Sony Interactive Entertainment a jeté un énorme pavé dans la mare en confirmant l'arrêt définitif de l'impression de ses jeux physiques sur disque pour le mois de janvier 2028. Cette transition radicale pour une partie des joueurs vers le tout-numérique, qui touchera la PlayStation 5 et surtout la future PlayStation 6, a fait énormément réagir l'ensemble des acteurs du secteur et les utilisateurs du monde entier. Parmi les voix les plus critiques, on peut retrouver celle de Mike Ybarra, figure emblématique du jeu vidéo, qui résume parfaitement l'anxiété collective face à cette perte de contrôle des consommateurs.
Le choix du 100% dématérialisé, un danger pour l'avenir ?
Pour l’ancien président de Blizzard Entertainment, l'industrie s'engage dans une voie dangereuse sans avoir, au préalable, préparé le terrain juridique et technique nécessaire pour mettre cette volonté en application.
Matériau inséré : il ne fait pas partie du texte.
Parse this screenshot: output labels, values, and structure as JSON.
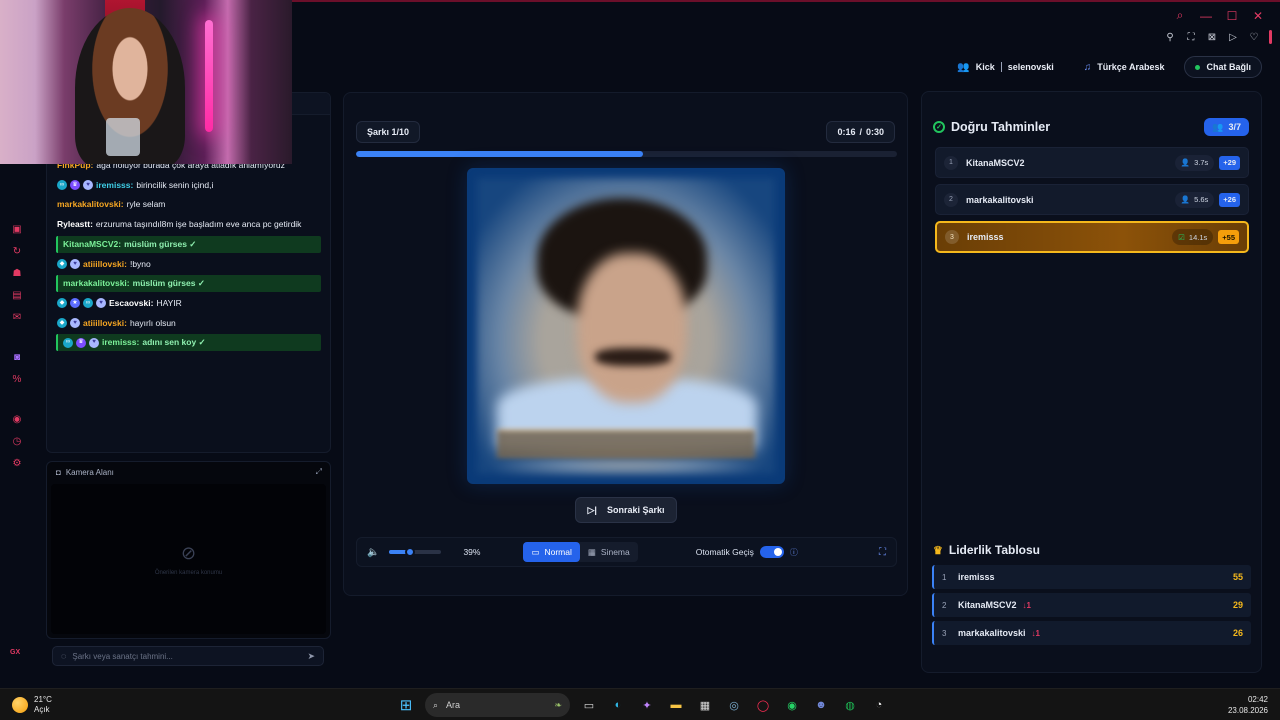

Il estime que les constructeurs de consoles imposent un modèle injuste qui prive le joueur de la véritable propriété de ses achats. Sur ses réseaux sociaux, Mike Ybarra a exprimé son désarroi, affirmant sur X : "C'est triste de voir cela se produire dans l'ensemble de l'industrie du jeu vidéo. J'imaginais que cela arriverait un jour, mais pas si tôt". D'après lui, la priorité absolue des plateformes devrait être d'instaurer une confiance mutuelle avec leurs consommateurs avant de condamner le support physique de manière arbitraire.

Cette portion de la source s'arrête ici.